Asyura yang manakah yang dijadikan rujukan orang Jawa.
Dari cara memperlakukan bulan muharram tampaknya peristiwa kedualah yang
dijadikan rujukan. Mengapa demikian, karena orang Jawa cenderung menganggap
bulan Sura sebagai bulan yang sial bukan bulan yang menggembirakan sebagaimana
peristiwa pertama.
Yang jelas, di dalam mantra-mantra tradisional Jawa yang
berbau Islam, banyak tersirat ritual yang memuliakan Fatimah (yang di Jawa
disebut Dewi Pertimah yang disejajarkan dengan Dewi Pertiwi atau Dewi Bumi).
Ali bin Thalib yang disebut Baginda Ngali, Hasan, Husein, maupun Muhammad
Hanafiah. Mirip dengan kepercayaan kaum Syi’ah. Mereka juga sangat membenci
Yazid yang disebut Raja Yazid Kang Duraka. Walau begitu mereka menghormati Abu
Bakar, Umar, dan Usman juga Muawiyah.
Jamaah Jum’at yang dirahmati Allah.
Terkait atau tidaknya peristiwa Asyura dengan penamaan
bulan Muharram dengan istilah bulan Sura oleh masyarakat Islam di wilayah
Nusantara. Masyarakat di sini cenderung mengeramatkan bulan pertama di dalam
kalender Islam ini. Bahkan ada pula yang menyatakan kalau bulan muharram
sebagai bulan yang sial. Bulan yang tidak cocok untuk melakukan apa pun.
Terutama untuk melakukan pernikahan, membangun rumah, pindah tempat tinggal,
ataupun bepergian.
Menurut yang percaya pada mitos ini, bulan Muharram
dianggap sebagai bulan yang dikhususkan untuk para makhluk halus
menyelenggarakan perayaan pernikahan.
Terkait dengan hal ini, Rasulullah saw bersabda:
Dari Abu Hurairah dari Nabi saw bersabda: “Janganlah
kalian menamakan ‘inab (anggur) sebagai karam (kemuliaan), dan janganlah kalian
mengatakan alangkah sialnya masa (waktu) karena sesungguhnya Allah adalah
(pencipta) masa.” (HR al-Bukhari dan Muslim)

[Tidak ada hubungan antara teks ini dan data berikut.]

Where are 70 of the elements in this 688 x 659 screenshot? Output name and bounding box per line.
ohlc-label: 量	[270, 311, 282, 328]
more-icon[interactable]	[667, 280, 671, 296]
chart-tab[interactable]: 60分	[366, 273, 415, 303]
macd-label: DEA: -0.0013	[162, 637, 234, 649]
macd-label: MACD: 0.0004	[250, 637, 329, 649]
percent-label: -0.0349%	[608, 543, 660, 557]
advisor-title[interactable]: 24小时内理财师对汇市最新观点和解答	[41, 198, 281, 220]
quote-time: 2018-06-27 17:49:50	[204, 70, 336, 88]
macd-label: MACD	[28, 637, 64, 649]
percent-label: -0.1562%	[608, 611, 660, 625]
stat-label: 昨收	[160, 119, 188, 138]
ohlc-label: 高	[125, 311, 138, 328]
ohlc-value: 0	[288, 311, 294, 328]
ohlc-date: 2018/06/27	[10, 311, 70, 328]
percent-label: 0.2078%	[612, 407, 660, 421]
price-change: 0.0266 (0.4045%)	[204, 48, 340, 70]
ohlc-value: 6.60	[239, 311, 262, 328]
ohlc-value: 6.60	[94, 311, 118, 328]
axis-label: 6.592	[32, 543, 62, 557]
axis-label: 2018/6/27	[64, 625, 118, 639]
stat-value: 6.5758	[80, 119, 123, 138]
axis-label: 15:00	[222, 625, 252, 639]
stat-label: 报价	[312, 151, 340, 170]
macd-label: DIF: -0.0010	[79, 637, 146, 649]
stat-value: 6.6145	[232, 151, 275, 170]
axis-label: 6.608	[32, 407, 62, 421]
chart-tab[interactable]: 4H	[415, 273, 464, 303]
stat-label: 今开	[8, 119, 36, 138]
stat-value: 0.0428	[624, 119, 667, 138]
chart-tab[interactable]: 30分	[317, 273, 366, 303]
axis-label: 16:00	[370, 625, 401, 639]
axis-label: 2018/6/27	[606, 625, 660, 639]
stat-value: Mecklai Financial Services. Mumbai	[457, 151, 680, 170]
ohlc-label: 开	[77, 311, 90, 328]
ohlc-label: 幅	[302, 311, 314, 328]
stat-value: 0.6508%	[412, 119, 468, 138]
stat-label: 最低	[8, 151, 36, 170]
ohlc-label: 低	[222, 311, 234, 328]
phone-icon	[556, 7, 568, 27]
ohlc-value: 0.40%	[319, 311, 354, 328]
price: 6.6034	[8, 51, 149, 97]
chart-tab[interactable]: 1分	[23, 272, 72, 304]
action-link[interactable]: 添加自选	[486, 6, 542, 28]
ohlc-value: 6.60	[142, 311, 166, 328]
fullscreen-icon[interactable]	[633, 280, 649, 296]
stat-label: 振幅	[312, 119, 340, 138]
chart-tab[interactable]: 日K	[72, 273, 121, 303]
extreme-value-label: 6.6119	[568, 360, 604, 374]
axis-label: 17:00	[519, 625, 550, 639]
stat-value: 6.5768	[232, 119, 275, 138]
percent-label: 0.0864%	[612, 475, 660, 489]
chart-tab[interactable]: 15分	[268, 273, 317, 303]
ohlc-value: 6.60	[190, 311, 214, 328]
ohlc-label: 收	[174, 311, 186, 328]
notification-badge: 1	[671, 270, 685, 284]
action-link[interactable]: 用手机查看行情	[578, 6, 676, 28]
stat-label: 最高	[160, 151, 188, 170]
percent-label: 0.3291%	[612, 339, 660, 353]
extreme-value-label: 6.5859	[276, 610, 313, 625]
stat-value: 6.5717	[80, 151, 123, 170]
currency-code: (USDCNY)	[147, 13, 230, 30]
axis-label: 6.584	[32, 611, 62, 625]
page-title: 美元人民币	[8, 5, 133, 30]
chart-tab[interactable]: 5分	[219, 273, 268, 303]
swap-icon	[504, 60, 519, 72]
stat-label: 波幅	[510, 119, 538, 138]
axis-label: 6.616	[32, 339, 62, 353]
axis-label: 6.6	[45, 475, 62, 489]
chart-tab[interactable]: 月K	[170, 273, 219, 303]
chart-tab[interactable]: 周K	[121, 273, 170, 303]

Dalam Hadits lain juga dijelaskan:
“Dari Abu Hurairah bahwa Rasulullah saw bersabda: “Allah
Azza wa Jalla berfirman: Anak Adam telah menyakiti-Ku dia suka mencela masa.
Padahal Aku adalah (pencipta) masa. Akulah yang menggilir siang dan malam.” (HR
Muslim)
Jamaah Jum’at yang dirahmati Allah.
Kalau kita mau membuka sejarah, maka kita akan tahu kalau
banyak peristiwa penting yang menggembirakan juga pernah terjadi di bulan
Muharram. Di antaranya terbelahnya laut merah saat Nabi Musa mau menyeberang
sehingga Musa dan kaumnya yang setia selamat dari kejaran Raja Fir’aun.
Peristiwa ini terjadi di bulan Muharram. Ini berarti
menunjukkan kalau rahmat Allah sangat besar bagi hamba-Nya, khususnya bagi
mereka yang tertindas justru terlimpah di bulan Muharram.
Perang Khaibar juga terjadi di bulan Muharram. Perang
yang terjadi di tahun ketujuh hijriyah ini menandai penumpasan total kaum
Yahudi yang suka bikin kekacauan dan perpecahan di kota Madinah.
Maka sungguh tidak tepat menganggap Muharram sebagai
bulan sial. Semua bulan dan hari adalah sama saja. Tidak ada yang boleh disebut
hari baik baik atau hari sial. Bulan baik atau bulan sial. Termasuk bulan
Zulhijjah, bulan terbunuhnya dua khalifah, Umar dan Usman. Apalagi bulan
Muharram. Bulan pertama di kalender Islam.